Swaddling is one excellent sleep cue for your newborn! Think of cues as you and your baby’s own language! Do you see the magic of swaddling here?
Baby- “WAAAAAHHHH!” Translates to, “I’m overtired! I’ve been trying to tell you with my red brows and subtle looking away that I am sleepy! Now I’m pissed!”
Parent- “Are you wet? Maybe it’s gas. You’re probably hungry you fell asleep during your last feeding, but you nursed for like 40 minutes.” Translates to, “I am doing all the things, you’re is still crying, I must be doing something wrong.” Translates to, “GooGoo, HooooDIIII, HUm????”
Baby- “WWAAAAHHHHH” = “I just want to feel warm, secure, and sleep. I see you trying. Why can’t you understand what I’m saying?”
Enter the swaddle!
Baby- “Thank you, I love you. ZZZZZZZZZ.”
Parent- “Wow, I don’t know what that was, but I am glad you’re happy and peaceful now. This swaddle really is magic! I love you so much sweet baby.”
The Magic of Swaddling is Also in the “When” and the “When to Stop”
When to Swaddle:
- Swaddle from the time they are born until they begin to show signs of rolling over. Your baby should never sleep face down and swaddled. Babies who can roll onto their sides and tummy should not be swaddled with arms in, ever.
- Swaddle when they show early signs of being sleepy, bust out the swaddle! Pay close attention to those wake windows so your baby isn’t overtired:
- 0-4 weeks old: 30-60 minutes awake
- 4-12 weeks old: 60-90 minutes awake
When to Stop:
- Stop swaddling when they begin to show signs of rolling over. This can begin as early as 2 months old but the average time to stop swaddling is between 2-3 months old.
- Showing signs of readiness= time to begin transitioning them out of the swaddle!
- Have begun rolling= time to remove the swaddle immediately!
- Stop swaddling when they’re awake. All awake time should be spent un-swaddled so they can develop gross motor skills. Also spend some amount of tummy time at each wake window (this can be as little as 2-5 mins on a parent’s chest)!

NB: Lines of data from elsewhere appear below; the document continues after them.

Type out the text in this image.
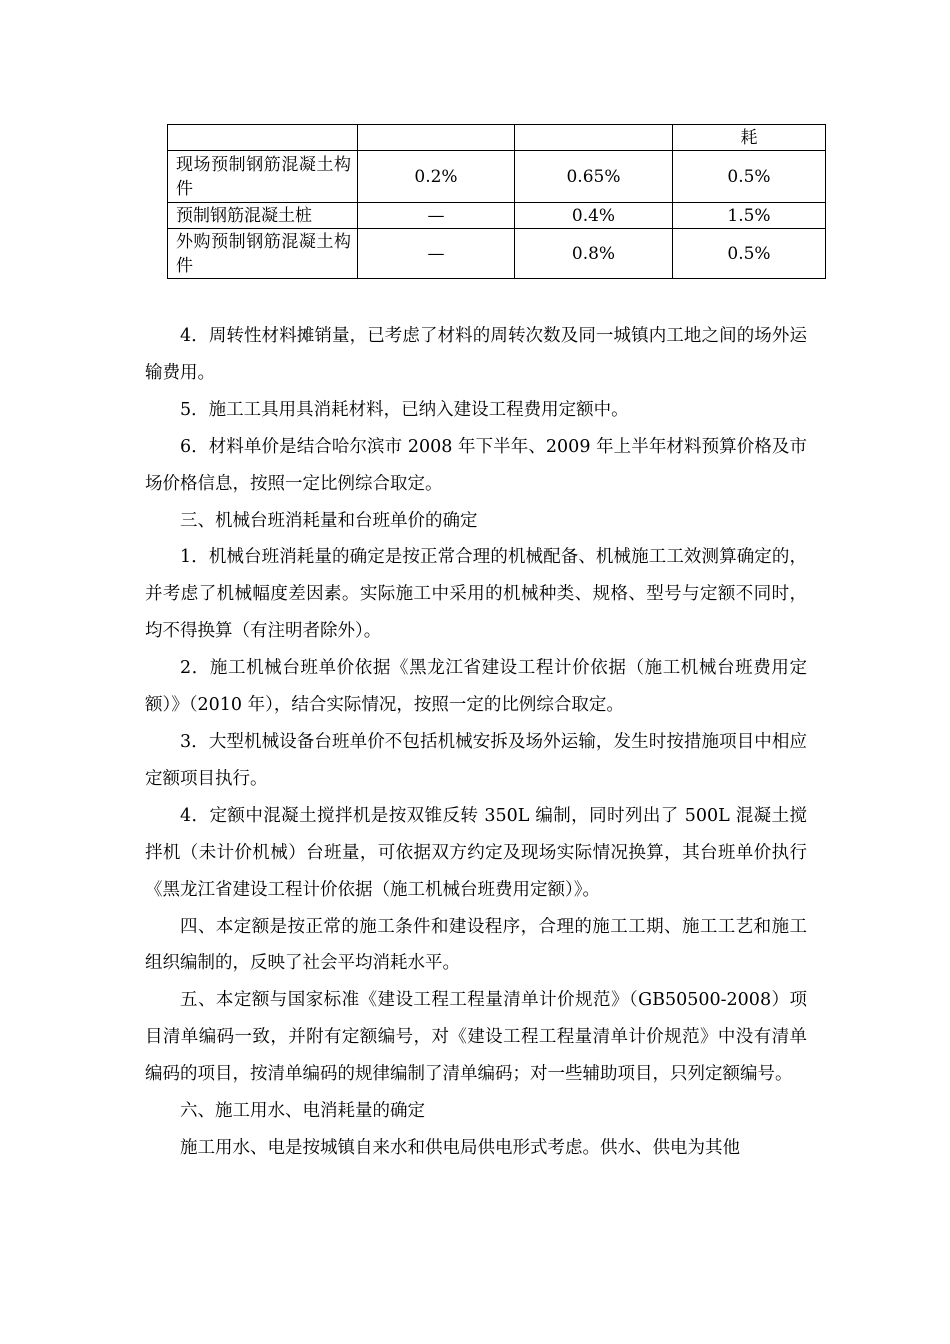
			耗
现场预制钢筋混凝土构件	0.2%	0.65%	0.5%
预制钢筋混凝土桩	—	0.4%	1.5%
外购预制钢筋混凝土构件	—	0.8%	0.5%

4．周转性材料摊销量，已考虑了材料的周转次数及同一城镇内工地之间的场外运输费用。

5．施工工具用具消耗材料，已纳入建设工程费用定额中。

6．材料单价是结合哈尔滨市 2008 年下半年、2009 年上半年材料预算价格及市场价格信息，按照一定比例综合取定。

三、机械台班消耗量和台班单价的确定

1．机械台班消耗量的确定是按正常合理的机械配备、机械施工工效测算确定的，并考虑了机械幅度差因素。实际施工中采用的机械种类、规格、型号与定额不同时，均不得换算（有注明者除外）。

2．施工机械台班单价依据《黑龙江省建设工程计价依据（施工机械台班费用定额）》（2010 年），结合实际情况，按照一定的比例综合取定。

3．大型机械设备台班单价不包括机械安拆及场外运输，发生时按措施项目中相应定额项目执行。

4．定额中混凝土搅拌机是按双锥反转 350L 编制，同时列出了 500L 混凝土搅拌机（未计价机械）台班量，可依据双方约定及现场实际情况换算，其台班单价执行《黑龙江省建设工程计价依据（施工机械台班费用定额）》。

四、本定额是按正常的施工条件和建设程序，合理的施工工期、施工工艺和施工组织编制的，反映了社会平均消耗水平。

五、本定额与国家标准《建设工程工程量清单计价规范》（GB50500-2008）项目清单编码一致，并附有定额编号，对《建设工程工程量清单计价规范》中没有清单编码的项目，按清单编码的规律编制了清单编码；对一些辅助项目，只列定额编号。

六、施工用水、电消耗量的确定

施工用水、电是按城镇自来水和供电局供电形式考虑。供水、供电为其他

Feedings count as awake time, there for your baby should be un-swaddled for feeds.
- In my opinion (and it is just that) there are exceptions to the rule, one being that if your baby is making all weight checks, is having enough wet and dirty diapers, is feeding well (every 2-3 hours) during the day, and is finishing feeds that they initiate at night you can keep them swaddled, but be mindful of pacing their feed.
- Stop Swaddling if your baby is consistently breaking out of their swaddle every night and you have made sure to get it as secure as possible. Because if your baby is busting out this means you have loose blankets in the crib, which is a no-no by the American Academy of Pediatrics. It’s time now to either stop swaddling or to switch to a safer option, an arms out sleep sack.
- If you want to begin sleep training, transition or stop swaddling first.
When it comes to the magic of swaddling I can’t stress enough to practice, practice, practice! Practice on a doll, practice on your dog/cat (if they’ll allow it), practice on your friend’s babies! Just practice! In our Newborn Care Class and we cover several ways to swaddle, show you different swaddles, and help you feel more confident in your skills. Oh, and when you are at the hospital ask your nurse to give you a refresher, Infant Care Specialists like us and nurses are swaddle masters, I promise!